En fait, on se demande souvent ce que c’est un groupe de rock aujourd’hui. Bad Pelicans c’est vraiment un groupe de live, quand on joue on donne tout : l’énergie, l’attitude… Notre but, c’est vraiment de marquer les esprits. Nos concerts, ce sont des performances, d’autant plus qu’on ne répète jamais. Donc on rebondit sur l’inattendu, on joue avec le public, c’est ça qui fait un bon concert. Et si l’un d’entre nous fait un truc de fou, les autres vont vouloir faire encore plus fou. Et à notre avis, c’est ça un bon concert de rock. Même notre intention, ça peut paraître arrogant mais c’est toujours de changer le monde. On a toujours l’ambition démesurée d’apporter quelque chose de différent.

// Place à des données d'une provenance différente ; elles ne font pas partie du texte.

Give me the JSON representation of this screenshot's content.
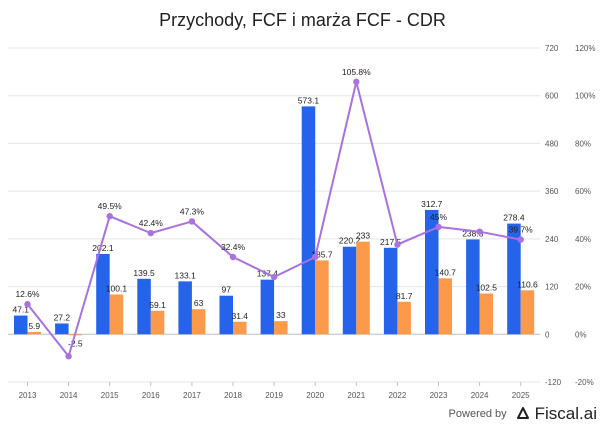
{
  "title": "Przychody, FCF i marża FCF - CDR",
  "footer": {
    "powered_by": "Powered by",
    "brand": "Fiscal.ai"
  },
  "colors": {
    "revenue": "#2563eb",
    "fcf": "#fb9a4b",
    "margin": "#a972e0",
    "grid": "#e5e5e5",
    "zero": "#bfbfbf",
    "axis_text": "#555555"
  },
  "chart_data": {
    "type": "bar",
    "title": "Przychody, FCF i marża FCF - CDR",
    "categories": [
      "2013",
      "2014",
      "2015",
      "2016",
      "2017",
      "2018",
      "2019",
      "2020",
      "2021",
      "2022",
      "2023",
      "2024",
      "2025"
    ],
    "series": [
      {
        "name": "Przychody",
        "type": "bar",
        "axis": "left",
        "values": [
          47.1,
          27.2,
          202.1,
          139.5,
          133.1,
          97,
          137.4,
          573.1,
          220.2,
          217.5,
          312.7,
          238.5,
          278.4
        ],
        "labels": [
          "47.1",
          "27.2",
          "202.1",
          "139.5",
          "133.1",
          "97",
          "137.4",
          "573.1",
          "220.2",
          "217.5",
          "312.7",
          "238.5",
          "278.4"
        ]
      },
      {
        "name": "FCF",
        "type": "bar",
        "axis": "left",
        "values": [
          5.9,
          -2.5,
          100.1,
          59.1,
          63,
          31.4,
          33,
          185.7,
          233,
          81.7,
          140.7,
          102.5,
          110.6
        ],
        "labels": [
          "5.9",
          "-2.5",
          "100.1",
          "59.1",
          "63",
          "31.4",
          "33",
          "185.7",
          "233",
          "81.7",
          "140.7",
          "102.5",
          "110.6"
        ]
      },
      {
        "name": "Marża FCF",
        "type": "line",
        "axis": "right",
        "values": [
          12.6,
          -9.2,
          49.5,
          42.4,
          47.3,
          32.4,
          24.0,
          32.4,
          105.8,
          37.6,
          45.0,
          43.0,
          39.7
        ],
        "labels": [
          "12.6%",
          "",
          "49.5%",
          "42.4%",
          "47.3%",
          "32.4%",
          "",
          "",
          "105.8%",
          "",
          "45%",
          "",
          "39.7%"
        ]
      }
    ],
    "y_left": {
      "min": -120,
      "max": 720,
      "ticks": [
        "-120",
        "0",
        "120",
        "240",
        "360",
        "480",
        "600",
        "720"
      ]
    },
    "y_right": {
      "min": -20,
      "max": 120,
      "ticks": [
        "-20%",
        "0%",
        "20%",
        "40%",
        "60%",
        "80%",
        "100%",
        "120%"
      ]
    },
    "grid": true
  }
}
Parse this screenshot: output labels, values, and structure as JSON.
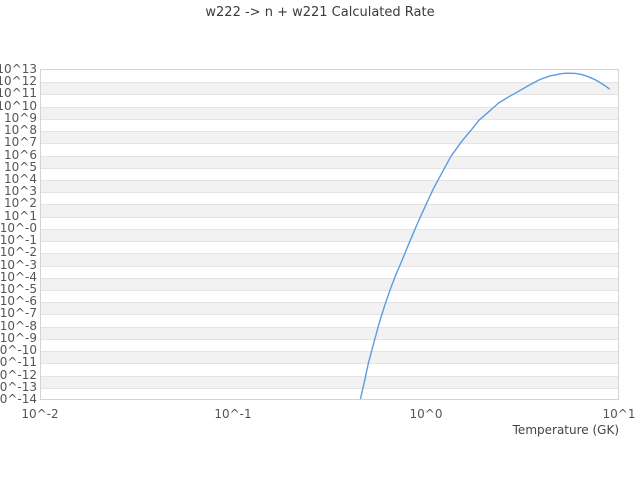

C’est quoi l’histoire de votre dernier album « Eternal Life Now » ?

En fait ça a commencé dans le tunnel pour aller en Angleterre. On était dans la bagnole, sous l’eau, c’était ultra anxiogène. On a commencé à parler d’une nouvelle formule pour le son : on détruit la structure du groupe, en revoyant les trois instruments comme trois personnalités fortes. On a voulu une basse mixée comme une guitare, super aigue, qui sonne comme un canard énervé. On a mis une reverb cathédrale sur le kick, alors que c’est le truc à ne jamais faire et que tous les ingés sons refusent. Mais on le faisait déjà en live et ça marchait super bien. Ça fait une détonation énorme, presque un son de trap, on voulait absolument l’avoir en studio.

« On a toqué chez Born Bad en disant « vas-y signe nous, on est le meilleur groupe du monde, t’attends quoi ? » »

L’EP « Underground » allait déjà dans cette direction, mais on voulait faire quelque chose de plus propre et abouti sur l’album. En parallèle, on écoutait pas mal So Pitted, un groupe de Seattle qui avait un son très singulier et qui a enregistré avec le producteur Dylan Wall. Donc on a contacté ce mec, on lui a envoyé des démos et il était d’accord pour qu’on enregistre avec lui à Seattle. Entre temps, on a tous bossé pour payer le voyage et l’enregistrement. Fernando vendait des prunes à Rungis. On a supprimé toutes les conversations téléphoniques pour la douane, parce qu’on n’a pas le droit d’enregistrer aux States sans visa travail. Quand on est finalement arrivés, le mec n’y croyait pas.

Il y a un monde entre le son surf-grunge des débuts et « Eternal Life Now ». Vous avez trouvé votre formule, maintenant ?

Pas du tout. On a encore fait autre chose depuis, parce qu’on a enregistré cet album il y a quelques années déjà. En fait, quand on a commencé le groupe, on était vraiment les bébés rockeurs, les trois gars de campagne qui arrivaient à Paris. Avec Fernando, on s’est croisés en soirée et comme on avait des Vans, on a réalisé qu’on faisait tous les deux du skate et du surf. Donc on a voulu monter un groupe de surf punk, c’était évident pour nous. Ensuite, on a toqué chez Born Bad en disant « vas-y signe nous, on est le meilleur groupe du monde, t’attends quoi ? ». On était ultra innocents, on connaissait rien à rien. Puis on s’est fait connaître, on a trouvé une place, mais on ne se pose jamais trop de questions, on a un côté un peu cartoon.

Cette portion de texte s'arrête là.